Inserting the batt into a clear cavity framed on a good layout is a smooth, satisfying experience yielding a confident friction fit. Slightly narrow or wide cavities present a challenge. A more compressible product yields more forgiveness for how oversized a batt can be when we’re balancing ease of installation against friction fit. TimberBatt demands to be cut precisely straight and square and no more than ⅛ to ¼ inch wider than its intended cavity—any wider and it fights you. Cutting and notching the material around electrical and plumbing obstructions is familiar to those accustomed to mineral-fiber insulation, but if your background is fiberglass, you may find it slow and tedious. Sawing with a serrated knife is required, as opposed to slicing with a straight blade as you would with fiberglass—and tolerances are tighter.

Wires are easy enough to let into the back of the batt with a mid-depth kerf cut. Electrical boxes are easily hogged out by notching the negative space out of the batt and slicing the cutout to depth to slip behind the box before inserting the rest of the batt around it. The material’s resilience and consistency allow you to sculpt it around the curves and angles of pipes with all the grace of Michaelangelo much more readily than a softer material would, but such artistry comes at the cost of time. Subtracting the right amount of material front-to-back is critical, as leaving too much in the cavity results in a bulge that can overcome the stiffness of the drywall and leave a wave in the wall. There’s almost no forgiveness here. If the insulation doesn’t lay flat over mid-cavity obstructions naturally, it will not be persuaded with pressure.

We were glad to have a variety of knives for different uses. A Bahco stone wool saw was best for long, straight rip cuts and crosscuts, with a Hultafors insulation knife running a close second. TimberHP’s private-label serrated knife was best for the detail cuts around electrical and plumbing. A Mora stone-wool knife, my personal favorite for mineral fiber, did not perform well with TimberBatt.

The vaulted ceiling and the floor system both required hundreds of production rips. The structural vault rafters were furred down to deepen the cavity using ¾-inch-thick subfloor scrap as gussets in the first and last 4 feet of each run, requiring us to subtract about 1 inch from the batts’ 15-inch width—a challenging hand cut with a knife. The floor system was framed with TJIs on 12-inch centers, creating an average cavity width of 11½ inches. To maximize efficiency with all these repetitive rips, I let the shoe of a 16-inch beam saw into a piece of ¾-inch plywood, mounted it upside down on sawhorses, and put a receptacle and switch between it and the power source, creating a makeshift jumbo table saw able to slice the batts’ entire 5½-inch thickness in a single pass. With scrap 2-by material and clamps acting as a fence, we could make perfect rip cuts quickly—a great relief to production time and forearms.
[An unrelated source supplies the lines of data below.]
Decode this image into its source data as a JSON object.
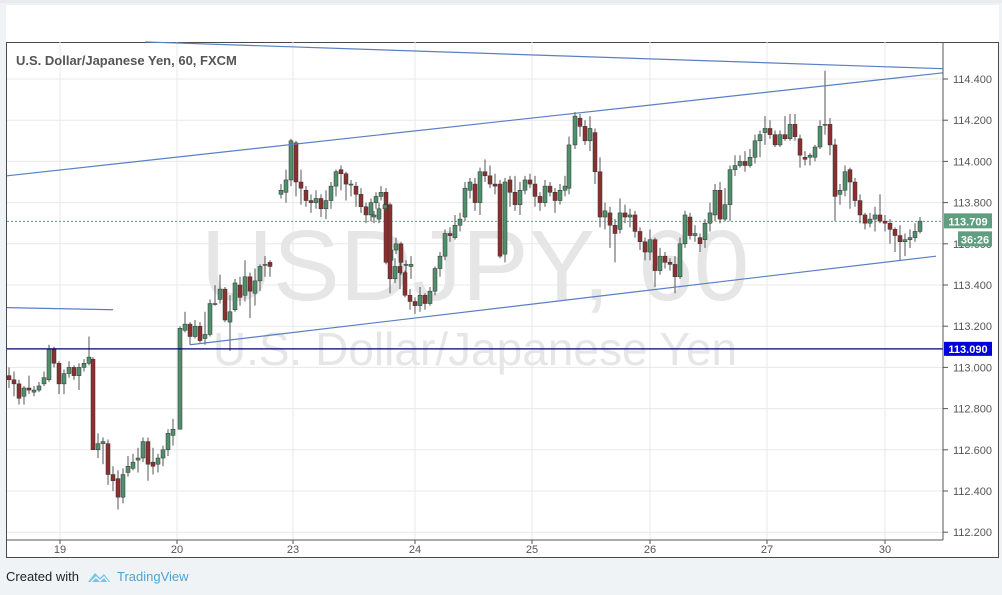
{
  "header": {
    "title": "U.S. Dollar/Japanese Yen, 60, FXCM"
  },
  "watermark": {
    "symbol": "USDJPY, 60",
    "name": "U.S. Dollar/Japanese Yen"
  },
  "footer": {
    "created_with": "Created with",
    "brand": "TradingView"
  },
  "price_axis": {
    "last_price": "113.709",
    "countdown": "36:26",
    "horizontal_line_price": "113.090",
    "colors": {
      "last_price_bg": "#5f9f7f",
      "hline_bg": "#0000d8",
      "hline": "#000066",
      "up": "#4f8f6c",
      "down": "#8b2f2f",
      "trendline": "#5a7fc4"
    }
  },
  "chart_data": {
    "type": "candlestick",
    "title": "U.S. Dollar/Japanese Yen, 60, FXCM",
    "xlabel": "",
    "ylabel": "",
    "x_ticks": [
      "19",
      "20",
      "23",
      "24",
      "25",
      "26",
      "27",
      "30"
    ],
    "y_ticks": [
      "114.400",
      "114.200",
      "114.000",
      "113.800",
      "113.600",
      "113.400",
      "113.200",
      "113.000",
      "112.800",
      "112.600",
      "112.400",
      "112.200"
    ],
    "ylim": [
      112.17,
      114.58
    ],
    "grid": true,
    "last_price": 113.709,
    "horizontal_line": 113.09,
    "trendlines": [
      {
        "name": "upper-channel",
        "from": [
          7,
          113.93
        ],
        "to": [
          943,
          114.43
        ]
      },
      {
        "name": "lower-channel",
        "from": [
          190,
          113.11
        ],
        "to": [
          936,
          113.54
        ]
      },
      {
        "name": "top-resistance",
        "from": [
          145,
          114.58
        ],
        "to": [
          943,
          114.45
        ]
      },
      {
        "name": "short-left",
        "from": [
          7,
          113.29
        ],
        "to": [
          113,
          113.28
        ]
      }
    ],
    "candles": [
      [
        9,
        112.96,
        112.94,
        113.0,
        112.9
      ],
      [
        14,
        112.94,
        112.92,
        112.98,
        112.86
      ],
      [
        19,
        112.92,
        112.85,
        112.94,
        112.82
      ],
      [
        24,
        112.86,
        112.9,
        112.91,
        112.82
      ],
      [
        29,
        112.9,
        112.89,
        112.96,
        112.87
      ],
      [
        34,
        112.88,
        112.89,
        112.91,
        112.86
      ],
      [
        39,
        112.89,
        112.91,
        112.93,
        112.88
      ],
      [
        44,
        112.92,
        112.95,
        112.98,
        112.91
      ],
      [
        49,
        112.94,
        113.09,
        113.11,
        112.93
      ],
      [
        54,
        113.09,
        113.02,
        113.1,
        113.0
      ],
      [
        59,
        113.02,
        112.92,
        113.03,
        112.87
      ],
      [
        64,
        112.92,
        112.97,
        112.99,
        112.87
      ],
      [
        69,
        112.97,
        113.0,
        113.03,
        112.95
      ],
      [
        74,
        113.0,
        112.96,
        113.01,
        112.94
      ],
      [
        79,
        112.96,
        113.0,
        113.02,
        112.89
      ],
      [
        84,
        113.0,
        113.02,
        113.04,
        112.98
      ],
      [
        89,
        113.02,
        113.05,
        113.15,
        113.01
      ],
      [
        93,
        113.04,
        112.6,
        113.05,
        112.6
      ],
      [
        98,
        112.6,
        112.63,
        112.68,
        112.56
      ],
      [
        103,
        112.63,
        112.64,
        112.66,
        112.53
      ],
      [
        108,
        112.63,
        112.48,
        112.65,
        112.43
      ],
      [
        113,
        112.48,
        112.45,
        112.52,
        112.4
      ],
      [
        118,
        112.46,
        112.37,
        112.5,
        112.31
      ],
      [
        123,
        112.37,
        112.48,
        112.51,
        112.34
      ],
      [
        128,
        112.49,
        112.52,
        112.57,
        112.47
      ],
      [
        133,
        112.51,
        112.54,
        112.58,
        112.5
      ],
      [
        138,
        112.55,
        112.56,
        112.61,
        112.49
      ],
      [
        143,
        112.56,
        112.64,
        112.66,
        112.54
      ],
      [
        148,
        112.64,
        112.53,
        112.66,
        112.45
      ],
      [
        153,
        112.54,
        112.52,
        112.61,
        112.48
      ],
      [
        158,
        112.53,
        112.56,
        112.58,
        112.49
      ],
      [
        163,
        112.56,
        112.6,
        112.62,
        112.52
      ],
      [
        168,
        112.6,
        112.68,
        112.7,
        112.57
      ],
      [
        173,
        112.67,
        112.7,
        112.75,
        112.62
      ],
      [
        180,
        112.7,
        113.19,
        113.2,
        112.7
      ],
      [
        185,
        113.18,
        113.21,
        113.27,
        113.17
      ],
      [
        190,
        113.21,
        113.15,
        113.22,
        113.11
      ],
      [
        195,
        113.15,
        113.2,
        113.23,
        113.14
      ],
      [
        200,
        113.2,
        113.13,
        113.22,
        113.12
      ],
      [
        205,
        113.14,
        113.16,
        113.27,
        113.11
      ],
      [
        210,
        113.16,
        113.31,
        113.33,
        113.15
      ],
      [
        215,
        113.31,
        113.31,
        113.4,
        113.3
      ],
      [
        220,
        113.33,
        113.38,
        113.45,
        113.31
      ],
      [
        225,
        113.38,
        113.23,
        113.39,
        113.22
      ],
      [
        230,
        113.22,
        113.27,
        113.35,
        113.08
      ],
      [
        235,
        113.28,
        113.41,
        113.43,
        113.27
      ],
      [
        240,
        113.4,
        113.34,
        113.44,
        113.3
      ],
      [
        245,
        113.35,
        113.44,
        113.52,
        113.32
      ],
      [
        250,
        113.44,
        113.37,
        113.46,
        113.24
      ],
      [
        255,
        113.36,
        113.42,
        113.48,
        113.3
      ],
      [
        260,
        113.42,
        113.49,
        113.5,
        113.37
      ],
      [
        265,
        113.5,
        113.5,
        113.54,
        113.44
      ],
      [
        270,
        113.51,
        113.49,
        113.52,
        113.44
      ],
      [
        281,
        113.84,
        113.86,
        113.89,
        113.82
      ],
      [
        286,
        113.85,
        113.91,
        113.96,
        113.8
      ],
      [
        291,
        113.91,
        114.1,
        114.11,
        113.88
      ],
      [
        296,
        114.09,
        113.9,
        114.1,
        113.83
      ],
      [
        301,
        113.9,
        113.87,
        113.96,
        113.79
      ],
      [
        306,
        113.86,
        113.81,
        113.88,
        113.78
      ],
      [
        311,
        113.81,
        113.8,
        113.84,
        113.75
      ],
      [
        316,
        113.8,
        113.82,
        113.86,
        113.77
      ],
      [
        321,
        113.82,
        113.77,
        113.84,
        113.73
      ],
      [
        326,
        113.77,
        113.81,
        113.86,
        113.72
      ],
      [
        331,
        113.81,
        113.88,
        113.9,
        113.77
      ],
      [
        336,
        113.88,
        113.95,
        113.96,
        113.83
      ],
      [
        341,
        113.96,
        113.94,
        113.98,
        113.86
      ],
      [
        346,
        113.94,
        113.89,
        113.95,
        113.81
      ],
      [
        351,
        113.89,
        113.89,
        113.91,
        113.83
      ],
      [
        356,
        113.88,
        113.84,
        113.9,
        113.78
      ],
      [
        361,
        113.84,
        113.78,
        113.87,
        113.75
      ],
      [
        366,
        113.78,
        113.74,
        113.8,
        113.7
      ],
      [
        371,
        113.74,
        113.8,
        113.82,
        113.71
      ],
      [
        376,
        113.8,
        113.83,
        113.85,
        113.77
      ],
      [
        381,
        113.83,
        113.85,
        113.88,
        113.81
      ],
      [
        386,
        113.85,
        113.51,
        113.87,
        113.5
      ],
      [
        391,
        113.52,
        113.57,
        113.62,
        113.47
      ],
      [
        396,
        113.57,
        113.6,
        113.63,
        113.55
      ],
      [
        401,
        113.6,
        113.51,
        113.61,
        113.45
      ],
      [
        406,
        113.5,
        113.5,
        113.52,
        113.44
      ],
      [
        411,
        113.49,
        113.5,
        113.54,
        113.43
      ],
      [
        374,
        113.73,
        113.74,
        113.76,
        113.7
      ],
      [
        379,
        113.72,
        113.77,
        113.8,
        113.7
      ],
      [
        385,
        113.77,
        113.79,
        113.82,
        113.76
      ],
      [
        390,
        113.79,
        113.43,
        113.8,
        113.36
      ],
      [
        395,
        113.43,
        113.49,
        113.53,
        113.41
      ],
      [
        400,
        113.49,
        113.46,
        113.52,
        113.38
      ],
      [
        405,
        113.46,
        113.35,
        113.47,
        113.34
      ],
      [
        410,
        113.35,
        113.32,
        113.38,
        113.28
      ],
      [
        415,
        113.32,
        113.3,
        113.34,
        113.26
      ],
      [
        420,
        113.3,
        113.35,
        113.39,
        113.27
      ],
      [
        425,
        113.35,
        113.31,
        113.36,
        113.28
      ],
      [
        430,
        113.31,
        113.37,
        113.39,
        113.3
      ],
      [
        435,
        113.37,
        113.48,
        113.49,
        113.35
      ],
      [
        440,
        113.48,
        113.54,
        113.56,
        113.44
      ],
      [
        445,
        113.54,
        113.65,
        113.67,
        113.52
      ],
      [
        450,
        113.65,
        113.64,
        113.68,
        113.61
      ],
      [
        455,
        113.63,
        113.69,
        113.74,
        113.62
      ],
      [
        460,
        113.69,
        113.72,
        113.75,
        113.66
      ],
      [
        465,
        113.73,
        113.87,
        113.9,
        113.71
      ],
      [
        470,
        113.86,
        113.9,
        113.92,
        113.82
      ],
      [
        475,
        113.89,
        113.8,
        113.92,
        113.76
      ],
      [
        480,
        113.8,
        113.95,
        113.97,
        113.74
      ],
      [
        485,
        113.95,
        113.93,
        114.01,
        113.9
      ],
      [
        490,
        113.93,
        113.89,
        113.98,
        113.87
      ],
      [
        495,
        113.89,
        113.88,
        113.94,
        113.84
      ],
      [
        500,
        113.89,
        113.54,
        113.91,
        113.53
      ],
      [
        505,
        113.55,
        113.9,
        113.92,
        113.51
      ],
      [
        510,
        113.91,
        113.85,
        113.93,
        113.78
      ],
      [
        515,
        113.85,
        113.79,
        113.93,
        113.76
      ],
      [
        520,
        113.79,
        113.86,
        113.9,
        113.74
      ],
      [
        525,
        113.86,
        113.91,
        113.93,
        113.84
      ],
      [
        530,
        113.91,
        113.89,
        113.94,
        113.87
      ],
      [
        535,
        113.89,
        113.83,
        113.93,
        113.78
      ],
      [
        540,
        113.83,
        113.8,
        113.85,
        113.76
      ],
      [
        545,
        113.8,
        113.88,
        113.91,
        113.78
      ],
      [
        550,
        113.88,
        113.85,
        113.9,
        113.83
      ],
      [
        555,
        113.85,
        113.81,
        113.87,
        113.75
      ],
      [
        560,
        113.81,
        113.86,
        113.89,
        113.79
      ],
      [
        565,
        113.86,
        113.88,
        113.93,
        113.83
      ],
      [
        569,
        113.87,
        114.08,
        114.12,
        113.84
      ],
      [
        575,
        114.08,
        114.22,
        114.24,
        114.06
      ],
      [
        580,
        114.21,
        114.17,
        114.23,
        114.12
      ],
      [
        585,
        114.17,
        114.1,
        114.2,
        114.08
      ],
      [
        590,
        114.1,
        114.16,
        114.22,
        114.05
      ],
      [
        595,
        114.14,
        113.95,
        114.16,
        113.89
      ],
      [
        600,
        113.95,
        113.73,
        114.02,
        113.68
      ],
      [
        605,
        113.73,
        113.76,
        113.8,
        113.67
      ],
      [
        610,
        113.75,
        113.69,
        113.78,
        113.58
      ],
      [
        615,
        113.69,
        113.65,
        113.72,
        113.51
      ],
      [
        620,
        113.67,
        113.75,
        113.82,
        113.65
      ],
      [
        625,
        113.75,
        113.73,
        113.79,
        113.7
      ],
      [
        630,
        113.73,
        113.74,
        113.77,
        113.68
      ],
      [
        635,
        113.74,
        113.66,
        113.76,
        113.63
      ],
      [
        640,
        113.66,
        113.61,
        113.68,
        113.57
      ],
      [
        645,
        113.61,
        113.56,
        113.63,
        113.52
      ],
      [
        650,
        113.56,
        113.62,
        113.67,
        113.52
      ],
      [
        655,
        113.62,
        113.47,
        113.63,
        113.39
      ],
      [
        660,
        113.47,
        113.54,
        113.58,
        113.45
      ],
      [
        665,
        113.54,
        113.51,
        113.56,
        113.48
      ],
      [
        670,
        113.51,
        113.5,
        113.53,
        113.47
      ],
      [
        675,
        113.5,
        113.44,
        113.54,
        113.36
      ],
      [
        680,
        113.44,
        113.6,
        113.63,
        113.43
      ],
      [
        685,
        113.6,
        113.74,
        113.76,
        113.58
      ],
      [
        690,
        113.73,
        113.64,
        113.75,
        113.62
      ],
      [
        695,
        113.64,
        113.65,
        113.69,
        113.61
      ],
      [
        700,
        113.63,
        113.6,
        113.65,
        113.56
      ],
      [
        705,
        113.62,
        113.7,
        113.72,
        113.58
      ],
      [
        710,
        113.7,
        113.75,
        113.8,
        113.66
      ],
      [
        715,
        113.74,
        113.86,
        113.89,
        113.71
      ],
      [
        720,
        113.86,
        113.72,
        113.9,
        113.7
      ],
      [
        725,
        113.72,
        113.79,
        113.87,
        113.71
      ],
      [
        730,
        113.79,
        113.96,
        113.98,
        113.71
      ],
      [
        735,
        113.96,
        113.98,
        114.03,
        113.93
      ],
      [
        740,
        113.98,
        114.0,
        114.03,
        113.97
      ],
      [
        745,
        114.0,
        113.98,
        114.05,
        113.95
      ],
      [
        750,
        113.98,
        114.02,
        114.06,
        113.97
      ],
      [
        755,
        114.02,
        114.1,
        114.13,
        113.99
      ],
      [
        760,
        114.1,
        114.13,
        114.15,
        114.02
      ],
      [
        765,
        114.14,
        114.16,
        114.22,
        114.08
      ],
      [
        770,
        114.16,
        114.13,
        114.2,
        114.11
      ],
      [
        775,
        114.13,
        114.08,
        114.15,
        114.07
      ],
      [
        780,
        114.08,
        114.13,
        114.15,
        114.07
      ],
      [
        785,
        114.13,
        114.11,
        114.22,
        114.1
      ],
      [
        790,
        114.11,
        114.18,
        114.23,
        114.1
      ],
      [
        795,
        114.18,
        114.12,
        114.23,
        114.1
      ],
      [
        800,
        114.11,
        114.03,
        114.13,
        113.97
      ],
      [
        805,
        114.02,
        114.01,
        114.05,
        113.98
      ],
      [
        810,
        114.02,
        114.03,
        114.04,
        113.98
      ],
      [
        815,
        114.02,
        114.07,
        114.08,
        114.0
      ],
      [
        820,
        114.07,
        114.17,
        114.2,
        114.06
      ],
      [
        825,
        114.18,
        114.18,
        114.44,
        114.13
      ],
      [
        830,
        114.18,
        114.08,
        114.21,
        114.03
      ],
      [
        835,
        114.08,
        113.83,
        114.11,
        113.71
      ],
      [
        840,
        113.84,
        113.86,
        113.89,
        113.79
      ],
      [
        845,
        113.86,
        113.95,
        113.98,
        113.83
      ],
      [
        850,
        113.96,
        113.9,
        113.97,
        113.77
      ],
      [
        855,
        113.9,
        113.81,
        113.92,
        113.78
      ],
      [
        860,
        113.81,
        113.74,
        113.84,
        113.7
      ],
      [
        865,
        113.74,
        113.7,
        113.75,
        113.67
      ],
      [
        870,
        113.7,
        113.72,
        113.75,
        113.68
      ],
      [
        875,
        113.72,
        113.74,
        113.78,
        113.66
      ],
      [
        880,
        113.74,
        113.71,
        113.84,
        113.7
      ],
      [
        885,
        113.71,
        113.7,
        113.74,
        113.66
      ],
      [
        890,
        113.7,
        113.67,
        113.72,
        113.6
      ],
      [
        895,
        113.67,
        113.64,
        113.68,
        113.56
      ],
      [
        900,
        113.64,
        113.61,
        113.69,
        113.52
      ],
      [
        905,
        113.61,
        113.62,
        113.65,
        113.54
      ],
      [
        910,
        113.62,
        113.63,
        113.67,
        113.58
      ],
      [
        915,
        113.63,
        113.66,
        113.7,
        113.61
      ],
      [
        920,
        113.66,
        113.71,
        113.73,
        113.65
      ]
    ]
  }
}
The I-joist profile gave us an opportunity to use up scrap cutoffs as vertical insulation along the floor system perimeter. We had dozens of slices whose width matched the height of the joist chords, and others that matched the height of the web. Production crosscuts of these slices made pieces we could quickly insert into the ends of each joist bay, reducing waste and bringing the thermal layer down to the bottom of the floor system, which is where we elected to run the floor insulation to avoid numerous electrical and plumbing obstructions in the upper half of the floor diaphragm.
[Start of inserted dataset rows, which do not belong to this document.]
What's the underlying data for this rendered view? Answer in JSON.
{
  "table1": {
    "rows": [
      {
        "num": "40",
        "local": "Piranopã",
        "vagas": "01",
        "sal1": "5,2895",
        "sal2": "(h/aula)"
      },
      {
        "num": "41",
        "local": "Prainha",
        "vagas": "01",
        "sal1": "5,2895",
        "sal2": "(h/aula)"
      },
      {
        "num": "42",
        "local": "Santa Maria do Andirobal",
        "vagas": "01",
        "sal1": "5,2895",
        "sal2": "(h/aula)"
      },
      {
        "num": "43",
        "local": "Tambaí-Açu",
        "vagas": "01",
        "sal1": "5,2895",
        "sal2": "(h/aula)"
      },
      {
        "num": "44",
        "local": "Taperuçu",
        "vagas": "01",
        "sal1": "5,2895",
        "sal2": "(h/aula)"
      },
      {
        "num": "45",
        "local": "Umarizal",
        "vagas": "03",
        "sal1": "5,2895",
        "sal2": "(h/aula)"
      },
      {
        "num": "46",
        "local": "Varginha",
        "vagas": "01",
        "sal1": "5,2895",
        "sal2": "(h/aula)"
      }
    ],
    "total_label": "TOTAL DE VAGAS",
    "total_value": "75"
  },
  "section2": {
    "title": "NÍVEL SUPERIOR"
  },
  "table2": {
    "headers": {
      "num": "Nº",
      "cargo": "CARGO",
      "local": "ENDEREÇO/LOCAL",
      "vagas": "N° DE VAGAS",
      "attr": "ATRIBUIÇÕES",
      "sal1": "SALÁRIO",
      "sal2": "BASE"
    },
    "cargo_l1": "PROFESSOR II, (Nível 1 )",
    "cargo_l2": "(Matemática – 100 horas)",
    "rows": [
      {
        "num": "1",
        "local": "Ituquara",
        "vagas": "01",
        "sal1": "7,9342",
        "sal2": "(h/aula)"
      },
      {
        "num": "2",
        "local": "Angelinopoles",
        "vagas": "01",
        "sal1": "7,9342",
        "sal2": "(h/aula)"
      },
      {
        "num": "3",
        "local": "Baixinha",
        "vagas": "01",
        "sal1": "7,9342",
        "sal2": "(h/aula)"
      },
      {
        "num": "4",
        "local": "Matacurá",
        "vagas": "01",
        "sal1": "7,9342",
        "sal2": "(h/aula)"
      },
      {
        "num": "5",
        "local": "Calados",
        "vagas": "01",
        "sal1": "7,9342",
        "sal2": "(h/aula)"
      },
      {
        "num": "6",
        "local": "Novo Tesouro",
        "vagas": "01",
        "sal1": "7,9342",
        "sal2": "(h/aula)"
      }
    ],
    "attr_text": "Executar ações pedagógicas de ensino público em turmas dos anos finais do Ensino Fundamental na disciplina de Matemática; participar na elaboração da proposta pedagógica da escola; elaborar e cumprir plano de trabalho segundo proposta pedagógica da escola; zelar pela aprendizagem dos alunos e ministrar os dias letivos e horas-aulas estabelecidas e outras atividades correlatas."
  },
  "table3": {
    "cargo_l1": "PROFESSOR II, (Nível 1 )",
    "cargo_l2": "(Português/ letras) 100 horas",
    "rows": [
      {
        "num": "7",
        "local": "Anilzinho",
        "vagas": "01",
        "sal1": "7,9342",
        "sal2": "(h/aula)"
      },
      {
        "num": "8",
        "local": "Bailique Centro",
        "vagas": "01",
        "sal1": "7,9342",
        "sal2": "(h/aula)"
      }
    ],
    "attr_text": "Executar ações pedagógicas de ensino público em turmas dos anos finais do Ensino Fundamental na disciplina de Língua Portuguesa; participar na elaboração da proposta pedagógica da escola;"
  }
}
A handful of cavities were inaccessible for this stiff batt product, such as rafter and floor cavities mostly above wall plates and only open from below by a few inches. We had to dense-pack those cavities, which is important to note for anyone considering using TimberBatt who may not have access to insulation blowing equipment—and no, the rental equipment available at the box stores is not sufficient for dense-packing.
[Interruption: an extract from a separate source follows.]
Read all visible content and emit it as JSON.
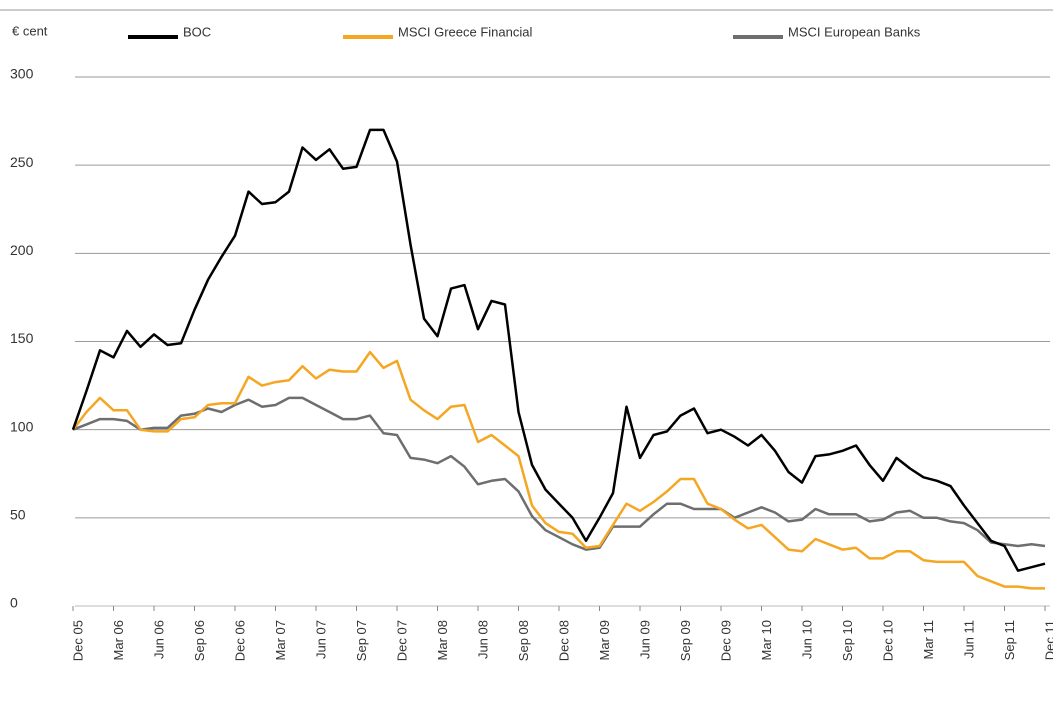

At the end of the project, the payoff is an extremely pleasing sight of matte khaki-toned insulation perfectly flush to framing edges, warmly hugging the objects sharing space in the cavity. Embracing the stiffness of TimberBatt is key to success—use it as your ally in achieving an incredible-looking Grade 1 job, and you’ll see how the TimberHP products deserve strong consideration for a premium, high-performance insulation package.